Re: Error trying to index files to Solr

Posted by Shawn Heisey <ap...@elyograg.org>.
On 3/22/2015 5:04 PM, Majisha Parambath wrote:
> As part of an assignment, we initially crawled and collected  NSF and
> NASA Polar Datasets using Nutch. We used the nutch dump command to dump
> out the segments that were created as part of the crawl.
> Now we have to index this data into Solr. I am using java -jar post.jar
> filename to post to solr however after the execution I do not see my
> file indexed and checking the log I found exceptions which I am
> attaching with this mail.

Here's the first part of your exception:

org.apache.solr.common.SolrException: Invalid UTF-8 middle byte 0x0 (at
char #10, byte #-1)
	at org.apache.solr.handler.loader.XMLLoader.load(XMLLoader.java:176)
	
Solr is expecting UTF-8 characters, but the info you are sending it is
in another character set, and includes characters outside the normal
ASCII set.  The error message indicates that it is XML data.

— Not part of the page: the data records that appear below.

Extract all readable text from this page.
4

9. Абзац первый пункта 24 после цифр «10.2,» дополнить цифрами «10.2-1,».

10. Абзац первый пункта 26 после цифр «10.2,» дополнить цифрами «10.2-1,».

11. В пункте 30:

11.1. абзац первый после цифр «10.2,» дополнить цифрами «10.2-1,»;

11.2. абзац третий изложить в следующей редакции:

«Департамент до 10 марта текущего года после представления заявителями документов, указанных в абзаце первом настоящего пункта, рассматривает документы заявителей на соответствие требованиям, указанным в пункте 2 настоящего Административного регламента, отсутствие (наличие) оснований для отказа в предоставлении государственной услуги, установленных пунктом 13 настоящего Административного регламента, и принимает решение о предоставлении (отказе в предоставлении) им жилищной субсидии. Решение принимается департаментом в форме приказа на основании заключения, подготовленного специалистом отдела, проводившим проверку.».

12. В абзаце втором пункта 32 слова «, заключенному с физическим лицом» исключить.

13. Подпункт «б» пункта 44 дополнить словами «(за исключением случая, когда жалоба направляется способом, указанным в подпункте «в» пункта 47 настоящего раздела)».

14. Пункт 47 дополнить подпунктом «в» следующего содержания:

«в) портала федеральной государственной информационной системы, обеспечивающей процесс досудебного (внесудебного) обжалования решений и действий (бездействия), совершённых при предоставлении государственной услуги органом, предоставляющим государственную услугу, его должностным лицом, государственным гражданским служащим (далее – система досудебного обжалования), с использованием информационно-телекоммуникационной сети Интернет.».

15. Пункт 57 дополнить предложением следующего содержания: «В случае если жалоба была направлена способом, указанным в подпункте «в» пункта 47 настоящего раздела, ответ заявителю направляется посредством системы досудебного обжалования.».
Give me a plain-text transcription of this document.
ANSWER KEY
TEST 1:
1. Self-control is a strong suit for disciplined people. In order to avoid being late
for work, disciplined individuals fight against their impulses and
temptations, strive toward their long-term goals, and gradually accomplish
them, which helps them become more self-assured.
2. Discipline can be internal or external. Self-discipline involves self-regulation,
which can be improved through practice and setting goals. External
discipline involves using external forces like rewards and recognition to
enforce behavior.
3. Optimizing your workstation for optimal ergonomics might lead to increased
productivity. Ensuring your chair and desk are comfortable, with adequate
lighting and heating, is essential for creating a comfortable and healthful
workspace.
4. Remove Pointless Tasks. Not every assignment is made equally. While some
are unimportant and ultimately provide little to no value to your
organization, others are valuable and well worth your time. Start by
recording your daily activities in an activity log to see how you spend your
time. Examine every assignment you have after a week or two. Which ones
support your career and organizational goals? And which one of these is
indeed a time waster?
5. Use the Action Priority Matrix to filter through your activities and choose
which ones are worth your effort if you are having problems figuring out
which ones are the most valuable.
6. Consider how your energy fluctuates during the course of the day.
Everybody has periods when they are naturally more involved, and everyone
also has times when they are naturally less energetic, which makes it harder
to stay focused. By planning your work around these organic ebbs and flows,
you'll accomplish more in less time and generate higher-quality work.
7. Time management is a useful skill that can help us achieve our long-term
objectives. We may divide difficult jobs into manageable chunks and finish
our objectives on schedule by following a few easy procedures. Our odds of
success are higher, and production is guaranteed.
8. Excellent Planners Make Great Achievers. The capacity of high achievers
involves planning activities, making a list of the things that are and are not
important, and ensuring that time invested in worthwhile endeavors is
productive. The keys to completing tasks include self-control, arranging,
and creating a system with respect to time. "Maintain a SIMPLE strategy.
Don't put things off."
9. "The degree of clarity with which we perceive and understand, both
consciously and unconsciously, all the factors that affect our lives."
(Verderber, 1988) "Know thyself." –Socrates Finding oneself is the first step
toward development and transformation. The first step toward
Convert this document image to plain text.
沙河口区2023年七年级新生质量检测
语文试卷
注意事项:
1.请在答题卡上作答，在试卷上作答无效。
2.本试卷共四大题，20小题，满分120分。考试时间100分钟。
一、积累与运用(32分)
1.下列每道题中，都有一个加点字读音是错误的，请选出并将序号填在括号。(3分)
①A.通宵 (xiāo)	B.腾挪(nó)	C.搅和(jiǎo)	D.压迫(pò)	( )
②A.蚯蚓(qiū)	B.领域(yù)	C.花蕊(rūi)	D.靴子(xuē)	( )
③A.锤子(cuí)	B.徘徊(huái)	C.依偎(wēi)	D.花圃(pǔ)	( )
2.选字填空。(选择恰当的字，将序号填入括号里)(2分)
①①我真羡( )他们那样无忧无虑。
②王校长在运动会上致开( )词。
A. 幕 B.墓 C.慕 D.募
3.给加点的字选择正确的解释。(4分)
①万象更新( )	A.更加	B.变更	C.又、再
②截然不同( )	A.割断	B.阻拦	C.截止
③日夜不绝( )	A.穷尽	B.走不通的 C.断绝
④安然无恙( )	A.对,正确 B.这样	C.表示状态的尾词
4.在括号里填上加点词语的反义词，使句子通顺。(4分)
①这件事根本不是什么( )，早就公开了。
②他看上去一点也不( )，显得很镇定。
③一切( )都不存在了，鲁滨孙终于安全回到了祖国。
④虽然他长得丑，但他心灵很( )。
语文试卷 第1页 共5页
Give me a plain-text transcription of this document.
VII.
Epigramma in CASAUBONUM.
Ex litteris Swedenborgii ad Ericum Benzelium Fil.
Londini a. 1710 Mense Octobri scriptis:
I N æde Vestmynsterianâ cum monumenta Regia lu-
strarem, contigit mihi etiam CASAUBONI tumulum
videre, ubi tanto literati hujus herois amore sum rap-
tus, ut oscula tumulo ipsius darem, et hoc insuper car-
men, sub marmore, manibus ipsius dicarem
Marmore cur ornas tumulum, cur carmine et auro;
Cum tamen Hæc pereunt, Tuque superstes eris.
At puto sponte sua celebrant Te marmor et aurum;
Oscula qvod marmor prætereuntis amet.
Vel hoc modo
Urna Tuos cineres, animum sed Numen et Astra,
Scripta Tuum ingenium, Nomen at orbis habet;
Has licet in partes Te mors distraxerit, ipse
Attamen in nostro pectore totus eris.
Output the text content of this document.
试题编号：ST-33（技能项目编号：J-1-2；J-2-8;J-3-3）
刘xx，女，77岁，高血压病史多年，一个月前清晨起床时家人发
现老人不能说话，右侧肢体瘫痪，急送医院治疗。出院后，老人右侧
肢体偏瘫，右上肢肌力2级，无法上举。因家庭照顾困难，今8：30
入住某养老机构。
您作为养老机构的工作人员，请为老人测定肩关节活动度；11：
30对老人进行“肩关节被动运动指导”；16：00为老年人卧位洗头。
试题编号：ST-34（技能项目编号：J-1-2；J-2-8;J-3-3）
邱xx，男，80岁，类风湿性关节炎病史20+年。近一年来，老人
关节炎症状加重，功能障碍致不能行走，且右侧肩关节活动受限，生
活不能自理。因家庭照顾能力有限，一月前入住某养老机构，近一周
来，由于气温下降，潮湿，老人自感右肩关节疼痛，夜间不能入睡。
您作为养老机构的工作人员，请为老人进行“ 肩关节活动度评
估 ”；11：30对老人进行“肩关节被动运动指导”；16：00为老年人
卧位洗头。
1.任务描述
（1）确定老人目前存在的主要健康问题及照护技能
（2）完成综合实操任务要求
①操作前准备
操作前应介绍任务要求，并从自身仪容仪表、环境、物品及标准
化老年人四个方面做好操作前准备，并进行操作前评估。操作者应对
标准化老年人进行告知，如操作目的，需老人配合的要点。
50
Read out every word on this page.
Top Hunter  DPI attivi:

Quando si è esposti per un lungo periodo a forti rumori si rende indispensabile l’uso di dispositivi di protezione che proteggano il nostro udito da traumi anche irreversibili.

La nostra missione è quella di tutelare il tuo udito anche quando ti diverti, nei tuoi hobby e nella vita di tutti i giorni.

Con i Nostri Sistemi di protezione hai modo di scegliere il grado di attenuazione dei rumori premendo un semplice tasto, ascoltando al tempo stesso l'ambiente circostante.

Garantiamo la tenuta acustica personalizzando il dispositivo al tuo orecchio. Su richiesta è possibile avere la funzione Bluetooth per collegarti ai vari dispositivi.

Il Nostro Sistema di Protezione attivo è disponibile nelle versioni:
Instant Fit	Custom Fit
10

If you know what character set the data actually uses for encoding, you
can use XML methods to indicate the character set, and the XML libraries
that Solr is utilizing can probably convert to UTF-8 automatically.

http://www.w3schools.com/xml/xml_encoding.asp

Thanks,
Shawn


Re: Error trying to index files to Solr

Posted by Markus Jelsma <ma...@openindex.io>.
Hello Majisha,

Nutch' Solr indexing plugin has support for stripping non-utf8 character 
codepoints from the input, but it does so only on the content field if i 
remember correctly.

However, that stripping method was not built with the invalid middle byte 
exception in mind, and i have not seen it even once before Solr 5.x. We are 
upgrading parts of our infrastructure to Solr 5.x and got struck by this too.

Can you confirm that it is the content field sent by Nutch that causes the 
problem?

Markus

On Sunday 22 March 2015 16:04:07 Majisha Parambath wrote:
> Hello,
> 
> As part of an assignment, we initially crawled and collected  NSF and NASA
> Polar Datasets using Nutch. We used the nutch dump command to dump out the
> segments that were created as part of the crawl.
> Now we have to index this data into Solr. I am using java -jar post.jar
> filename to post to solr however after the execution I do not see my file
> indexed and checking the log I found exceptions which I am attaching with
> this mail.
> 
> Could you please let me know if I am missing something?
> 
> Thanks and regards,
> *Majisha Namath Parambath*
> *Graduate Student, M.S in Computer Science*
> *Viterbi School of Engineering*
> *University of Southern California, Los Angeles*